2Le propos est sans doute destiné à encourager à aller voir un spectacle quelque peu intellectuel, et il vise en particulier ceux qui n’y sont pas encore habitués et qui n’osent pas mettre le pied dans la salle, de peur d’être complètement dépaysés. Mais, cet avertissement est déjà significatif d’une situation paradoxale que vit actuellement ce théâtre traditionnel – à savoir qu’on se rend au théâtre pour voir un spectacle assommant.

3Je me propose d’élucider les raisons de ce paradoxe, en m’efforçant d’écarter toutes les explications ésotériques et exotiques dont ce théâtre est souvent entouré. Je voudrais ainsi contribuer à réfléchir non seulement sur le théâtre traditionnel japonais mais aussi sur le théâtre classique français et peut-être sur l’art dramatique en général.

Drame ou performance ?

4« Le drame, c’est quelque chose qui arrive, le Nô, c’est quelqu’un qui arrive.3 » C’est la fameuse définition donnée, en 1925 ou 1926, par Paul Claudel, qui était à l’époque ambassadeur de France au Japon. Cette formule fait ressortir en quelques mots la spécificité de ce théâtre dans lequel tous les effets sont recherchés pour focaliser l’attention des spectateurs sur le personnage principal. Mais, ce qu’il faut surtout retenir ici, c’est l’opposition que Claudel met en évidence entre « le drame » et « le Nô ». Celui-ci est avant tout regardé comme un théâtre qui s’oppose au drame. L’insinuation paraît donc claire ; dans le nô, la performance des mouvements corporels méticuleusement exécutés prime sur l’action dramatique proprement dite.

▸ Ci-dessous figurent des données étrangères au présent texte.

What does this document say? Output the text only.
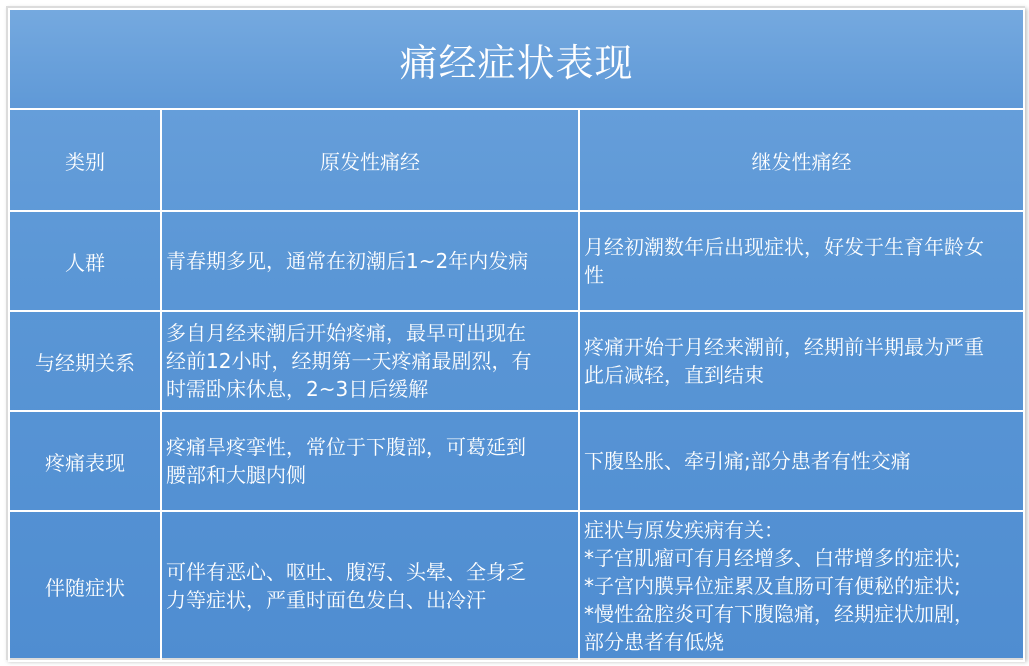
痛经症状表现		
类别	原发性痛经	继发性痛经
人群	青春期多见，通常在初潮后1~2年内发病	月经初潮数年后出现症状，好发于生育年龄女
性

与经期关系	多自月经来潮后开始疼痛，最早可出现在
经前12小时，经期第一天疼痛最剧烈，有
时需卧床休息，2~3日后缓解	疼痛开始于月经来潮前，经期前半期最为严重
此后减轻，直到结束

疼痛表现	疼痛旱疼挛性，常位于下腹部，可葛延到
腰部和大腿内侧	下腹坠胀、牵引痛;部分患者有性交痛

伴随症状	可伴有恶心、呕吐、腹泻、头晕、全身乏
力等症状，严重时面色发白、出冷汗	症状与原发疾病有关：
*子宫肌瘤可有月经增多、白带增多的症状;
*子宫内膜异位症累及直肠可有便秘的症状;
*慢性盆腔炎可有下腹隐痛，经期症状加剧，
部分患者有低烧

Aussi cet observateur attentif avance-t-il également : « le Nô, si on le prend par un certain biais, est moins un drame qu’une comparution dans un rôle donné devant un tribunal d’amateurs exigeants qui surveillent, leur papier à la main, la performance.4 » Contemporain de Claudel et fondateur du Vieux-Colombier, Jacques Copeau ne qualifie pas autrement ce théâtre quand il affirme que « [sa] forme est la plus stricte que nous connaissions et demande de l’interprète une formation technique exceptionnelle.5 » Ainsi, dans cet art dramatique, l’action « est réduite au minimum »6, dit encore un spectateur contemporain comme William Marx.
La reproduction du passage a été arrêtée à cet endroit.